13 Apr 2017

mayoraasei: (Gintama)
Moving onto the rest of the team today, starting with the antagonists in Kiheitai.

Gintama live action 2017 - Takasugi, Okada, Takechi, Kijima
Click for original size


Read about the Kiheitai cast )
mayoraasei: (Gintama)
To finish off the casting round, we have the Murata siblings and the Shinsengumi.

Gintama live action 2017 - Murata Tetsuya and Murata Testuko
Click for original size


The Murata siblings )

Gintama live action 2017 - Hijikata, Kondou, Okita
Click for original size


Cut for the long-awaited Shinsengumi trio )

And that's a wrap!

I think it's a good mix of people who are reliable at acting, and a few unknowns cast in roles that won't require a huge amount of acting. Will that make it a success? Who knows. Japan has gone full steam with live adaptations of manga works in the past few years, and there's been a very small handful that's really struck gold with audiences (Rurouni Kenshin being the only one I can think of).

Just in the next few months, from the ones I've heard of, there's going to be Sangatsu no Lion, Blade of the Immortal, Full Metal Alchemist - not to mention at least another half a dozen romances coming to either the big or small screen.
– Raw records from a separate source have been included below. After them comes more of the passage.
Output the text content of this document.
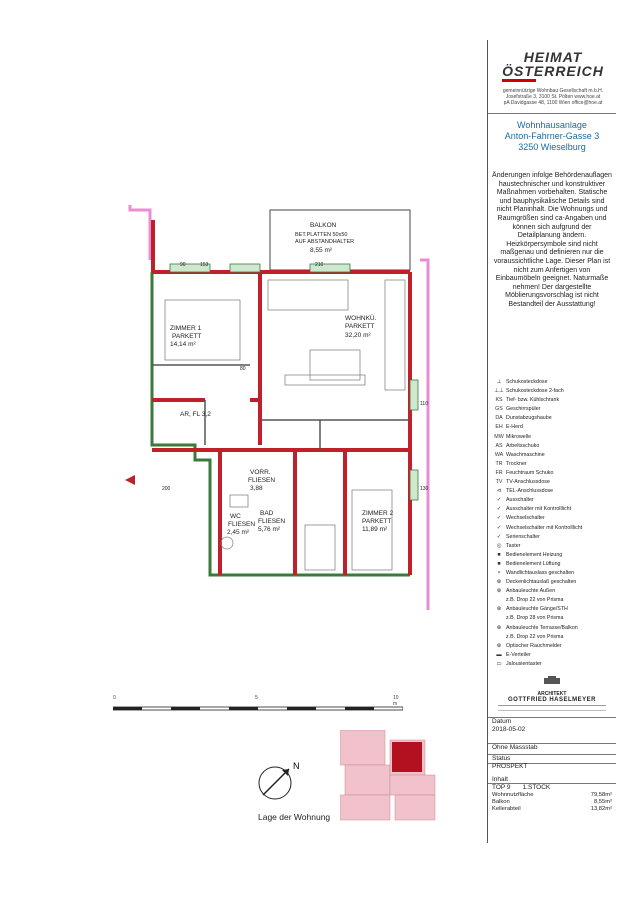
HEIMAT
ÖSTERREICH
gemeinnützige Wohnbau Gesellschaft m.b.H.
Josefstraße 3, 3100 St. Pölten www.hoe.at
pA Davidgasse 48, 1100 Wien office@hoe.at
Wohnhausanlage
Anton-Fahrner-Gasse 3
3250 Wieselburg
Änderungen infolge Behördenauflagen haustechnischer und konstruktiver Maßnahmen vorbehalten. Statische und bauphysikalische Details sind nicht Planinhalt. Die Wohnungs und Raumgrößen sind ca-Angaben und können sich aufgrund der Detailplanung ändern. Heizkörpersymbole sind nicht maßgenau und definieren nur die voraussichtliche Lage. Dieser Plan ist nicht zum Anfertigen von Einbaumöbeln geeignet. Naturmaße nehmen! Der dargestellte Möblierungsvorschlag ist nicht Bestandteil der Ausstattung!
⊥ Schukosteckdose
⊥⊥ Schukosteckdose 2-fach
KS Tief- bzw. Kühlschrank
GS Geschirrspüler
DA Dunstabzugshaube
EH E-Herd
MW Mikrowelle
AS Arbeitsschuko
WA Waschmaschine
TR Trockner
FR Feuchtraum Schuko
TV TV-Anschlussdose
⊲ TEL-Anschlussdose
✓ Ausschalter
✓ Ausschalter mit Kontrolllicht
✓ Wechselschalter
✓ Wechselschalter mit Kontrolllicht
✓ Serienschalter
◎ Taster
■	Bedienelement Heizung
■	Bedienelement Lüftung
×	Wandlichtauslass geschalten
⊗ Deckenlichtauslaß geschalten
⊗ Anbauleuchte Außen
z.B. Drop 22 von Prisma
⊗ Anbauleuchte Gänge/STH
z.B. Drop 28 von Prisma
⊗ Anbauleuchte Terrasse/Balkon
z.B. Drop 22 von Prisma
⊗ Optischer Rauchmelder
▬ E-Verteiler
▭ Jalousientaster
ARCHITEKT
GOTTFRIED HASELMEYER
Datum
2018-05-02
Ohne Massstab
Status
PROSPEKT
Inhalt
TOP 9 1.STOCK
Wohnnutzfläche	79,58m²
Balkon	8,55m²
Kellerabteil	13,82m²
90	153	210
110
130
80
200
BALKON
BET.PLATTEN 50x50
AUF ABSTANDHALTER
8,55 m²
WOHNKÜ.
PARKETT
32,20 m²
ZIMMER 1
PARKETT
14,14 m²
AR, FL 3,2
VORR.
FLIESEN
3,88
BAD
FLIESEN
5,76 m²
WC
FLIESEN
2,45 m²
ZIMMER 2
PARKETT
11,89 m²
0	5	10 m
N
Lage der Wohnung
Generally Japan has better results with small screen adaptations of shoujo manga, but has traditionally struggled with shounen due to the scope, often the much darker themes, and the occasional leaps in suspension of belief required of the audience.

Possibly a good comparison will be the Oguri Shun-led Nobunaga Concerto, another historical fiction that has its comical and serious moments. It managed a respectable result at the box office and became the first film to squeeze Star Wars out of its top spot.

It will depend very much on the script and even at the best of times Gintama is not an easy material to convert into live action. Even just converting from manga to anime, given some of the crazy premises and the dependence on comedy, is no mean feat and speaks volumes about the professionalism of the writers and actors, and the maturity of the animation industry in Japan.

I have some carefully measured hopes, but given some recent failures in translation of popular manga onto the silver screen, I'm also carefully preparing myself for a disappointment.